Later, those evenings came further and further apart as the hunt consumed John's life and their father drew farther away from his children. The inconsistency of John's paychecks meant purse strings strained against the family's constant travel and the needs of two growing young men. Sam grieved the infrequency and eventual loss of those nights and recognized how Dean agonized over his inability to fill that need for his brother with the scant monetary and emotional resources in his possession. Sam loved Dean all the more for the sacrifices he knows now his brother must have made in order to take Sam on a trip to the movies or buy him a meal at Howard Johnson's as opposed to Burger King. Sam's eyes prick with tears as he realizes why Dean only drank coffee while he wolfed down burgers, fries, and a milk shake.

When he was seventeen Sam saw Dean as contradiction heaped on contradiction. Dean was a courageous hunter and a scared child; a drill sergeant and a mother-hen. He was the pain-in-the-ass who forced him to train after he finished his homework but acted as human shield taking abuse from both John and Sam when the father-son dynamic between he and his father turned toxic. Sam saw an object of lust, sex and sin, whose chiseled body riled Sam's adolescent hormones. He also saw a brother who rubbed his back after a nightmare and held a cool cloth to his forehead when he had the flu. Sam turns to Dean, unsure of the steadiness of his voice, and meets his brother's eyes.

Sam sees the smattering of freckles dusting the bridge of his nose and the delicate lines at the corner of his eyes that crinkle when he laughs. Sam witnesses the man that Dean is, not the roles in which Dean has been cast, either by himself, fate or their shattered family. Sam feels as if he is staring into that first dawn, when the world was new and the sun broke the border of the horizon, flooding the earth with light and warmth.
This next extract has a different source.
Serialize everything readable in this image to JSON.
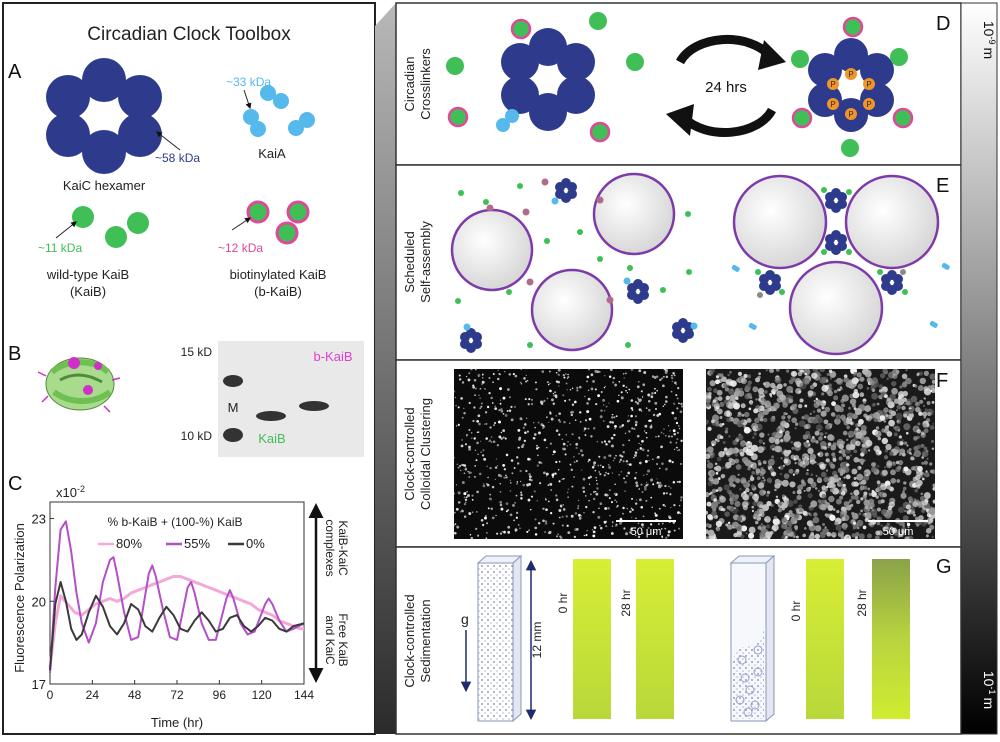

They consider each other, hearts beating in time to the ticking of the cooling engine; unasked questions soak the silent space between them, both men drinking in the presence of the other. Each moment crashes into the next and Dean can't find words, breath, or a valid, rational reason why he shouldn't be sucking Sam's slender fingers or laying a gentle trail of feather-soft kisses across Sammy's eyelids.
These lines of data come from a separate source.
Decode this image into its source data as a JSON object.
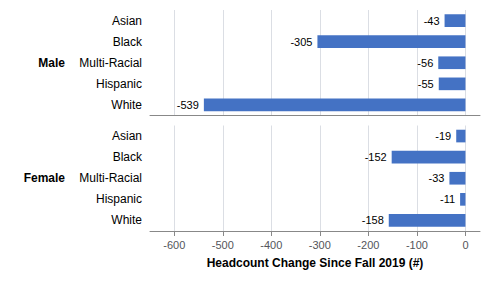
{
  "chart_data": {
    "type": "bar",
    "orientation": "horizontal",
    "xlabel": "Headcount Change Since Fall 2019 (#)",
    "categories": [
      "Asian",
      "Black",
      "Multi-Racial",
      "Hispanic",
      "White"
    ],
    "series": [
      {
        "name": "Male",
        "color": "#4472c4",
        "values": [
          -43,
          -305,
          -56,
          -55,
          -539
        ]
      },
      {
        "name": "Female",
        "color": "#4472c4",
        "values": [
          -19,
          -152,
          -33,
          -11,
          -158
        ]
      }
    ],
    "xlim": [
      -650,
      30
    ],
    "xticks": [
      -600,
      -500,
      -400,
      -300,
      -200,
      -100,
      0
    ],
    "grid": true,
    "data_labels": true
  }
}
Then, the echo of his father's voice rises over the rush of his own pulse, worn gravel and whiskey choked with sadness begging Dean to "Save him. You listen to me, whatever it takes, Dean. You save him because you are the only one who can, and if you fail…"

Captured in the swirl of this unending moment, before he looks away or cracks a joke, Dean allows himself to hope, to wonder, if saving his brother might damn them both. And, as he leans toward Sam, reaching out into the void, crossing the space that separates them, Dean discovers the courage not to care.